Baca berita tanpa iklan. Gabung Kompas.com+

Memaknai Suara untuk Kotak Kosong pada Pilkada 2020...

Baca di App
Lihat Foto
ANTARA FOTO/ANIS EFIZUDIN
Petugas gabungan membawa kotak suara saat mendistribusikan logistik Pilkada Kabupaten Wonosobo di daerah terpencil Desa Kumejing, Wadaslintang, Wonosobo, Jateng, Selasa (8/12/2020). Pilkada serentak kabupaten Wonosobo hanya diikuti oleh satu pasang Cabup dan Cawabup yang diusung PDIP, Demokrat, PKB, Golkar, Hanura, PAN dan PKS melawan kotak kosong. ANTARA FOTO/Anis Efizudin/aww.
|
Editor: Inggried Dwi Wedhaswary

KOMPAS.com - Di sejumlah daerah yang menyelenggarakan pemungutan suara Pemilihan Kepala Daerah (Pilkada) 2020, ada kandidat pasangan calon yang melawan kotak kosong.

Kotak kosong dihadirkan agar pemilihan tak diikuti oleh pasangan calon tunggal.

Dari ratusan daerah yang menggelar Pilkada, tercatat ada 25 kabupaten/kota yang hanya diikuti 1 pasangan calon.

Sesuai dengan aturan Komisi Pemilihan Umum (KPU), paslon tunggal bertarung melawan kotak kosong untuk menduduki posisi kepala daerah.

Baca berita tanpa iklan. Gabung Kompas.com+

Berdasarkan hasil sementara real count Pilkada 2020, kotak kosong di beberapa daerah berhasil meraup puluhan ribu suara dari pemilih, meski tidak sampai mengungguli paslon tunggal.

Salah satunya dapat dilihat pada Pilkada 2020 di Kabupaten Humbang Hasundutan, Sumatera Utara, yang mempertemukan paslon Dosmar Banjarhanor-Oloan P Nababan melawan kotak kosong.

Berdasarkan pantauan progress real count sementara di laman KPU, Sabtu (12/12/2020), sebanyak 308 dari 385 TPS di Kabupaten Humang Hasundutan (80,00 persen) telah dihitung suaranya.

Kotak kosong memperoleh 38.016 suara atau 47,8 persen, sedangkan paslon Dosmar Banjarhanor-Oloan P Nababan memperoleh 41.499 suara atau 52,2 persen.
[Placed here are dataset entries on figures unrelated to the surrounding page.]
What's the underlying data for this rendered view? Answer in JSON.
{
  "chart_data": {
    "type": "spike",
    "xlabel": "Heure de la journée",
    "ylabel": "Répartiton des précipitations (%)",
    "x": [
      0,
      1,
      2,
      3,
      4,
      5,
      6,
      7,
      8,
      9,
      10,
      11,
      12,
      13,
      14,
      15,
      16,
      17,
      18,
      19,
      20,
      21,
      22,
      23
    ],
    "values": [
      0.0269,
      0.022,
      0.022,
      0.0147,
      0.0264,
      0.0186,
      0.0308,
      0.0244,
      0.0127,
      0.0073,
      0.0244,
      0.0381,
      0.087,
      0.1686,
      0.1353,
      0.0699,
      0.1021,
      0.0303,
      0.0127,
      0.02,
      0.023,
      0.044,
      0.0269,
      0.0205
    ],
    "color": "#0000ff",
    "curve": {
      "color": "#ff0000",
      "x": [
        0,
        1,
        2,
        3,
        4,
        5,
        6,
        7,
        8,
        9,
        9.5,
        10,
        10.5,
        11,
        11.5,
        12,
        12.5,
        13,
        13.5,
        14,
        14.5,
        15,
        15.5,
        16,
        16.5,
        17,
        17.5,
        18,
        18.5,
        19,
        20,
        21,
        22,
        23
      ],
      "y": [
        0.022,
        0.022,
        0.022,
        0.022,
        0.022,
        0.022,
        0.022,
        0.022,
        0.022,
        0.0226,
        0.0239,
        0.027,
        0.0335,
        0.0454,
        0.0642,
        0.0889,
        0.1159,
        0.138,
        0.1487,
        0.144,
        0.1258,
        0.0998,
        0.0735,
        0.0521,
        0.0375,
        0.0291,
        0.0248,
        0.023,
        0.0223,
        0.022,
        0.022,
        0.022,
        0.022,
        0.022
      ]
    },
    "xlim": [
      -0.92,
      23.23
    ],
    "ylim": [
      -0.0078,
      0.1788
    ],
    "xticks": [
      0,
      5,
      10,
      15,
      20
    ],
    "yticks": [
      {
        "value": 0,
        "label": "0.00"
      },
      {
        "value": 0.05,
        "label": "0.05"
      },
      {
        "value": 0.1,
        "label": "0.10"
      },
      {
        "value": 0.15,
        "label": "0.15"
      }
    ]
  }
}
Di sejumlah daerah lain yang menghadirkan pertarungan pasangan calon vs kotak kosong, suara yang diraih kotak kosong juga tak "receh".

Baca juga: Enam Paslon Tunggal Pilkada Jateng Unggul Telak Lawan Kotak Kosong

Angkanya mencapai puluhan ribu. Apa yang bisa dipelajari dari fenomena banyaknya suara untuk kotak kosong?

Pragmatisme politik

Pengamat politik dari Universitas Paramadina, Hendri Satrio mengatakan, fenomena kotak kosong di beberapa daerah pada Pilkada 2020 menunjukkan egoisme elit politik di daerah itu.

"Artinya, tidak memberikan kesempatan pada calon lain. Pragmatis saja, mendukung calon yang pasti menang," kata Hendri saat dihubungi Kompas.com, Sabtu (12/2/2020).

Hendri mengatakan, pragmatisme elit politik semacam itu bisa mendapat "hukuman" dari masyarakat.

"Masyarakat bisa enggak menghukum itu? Bisa, dan pernah menang kotak kosong itu," kata Hendri.

Hendri mengatakan, kotak kosong pernah menang pada Pilkada Kota Makassar yang digelar tahun 2018 lalu.

Cara menghukum elit politik

Seperti diberitakan, Kompas.com, 7 Juli 2018, pada Pilkada Kota Makassar 2018, kotak kosong keluar sebagai pemenang.

Paslon tunggal, yakni Munafri Arifuddin-Andi Rahmatika Dewi (Appi-Cicu), hanya meraih 264.245 suara atau 46,77 persen suara sah.

Adapun kotak kosong mendapatkan 300.795 suara atau 53,23 persen dari total suara sah sebanyak 565.040 suara.

Hendri menyebutkan, keputusan masyarakat untuk memilih atau memenangkan kotak kosong sama dengan pilihan masyarakat untuk golput atau tidak menggunakan hak pilihnya.

Pilihan yang diambil oleh masyarakat untuk "menghukum" atau menyuarakan protes terhadap keputusan elit politik yang dianggap mengecewakan.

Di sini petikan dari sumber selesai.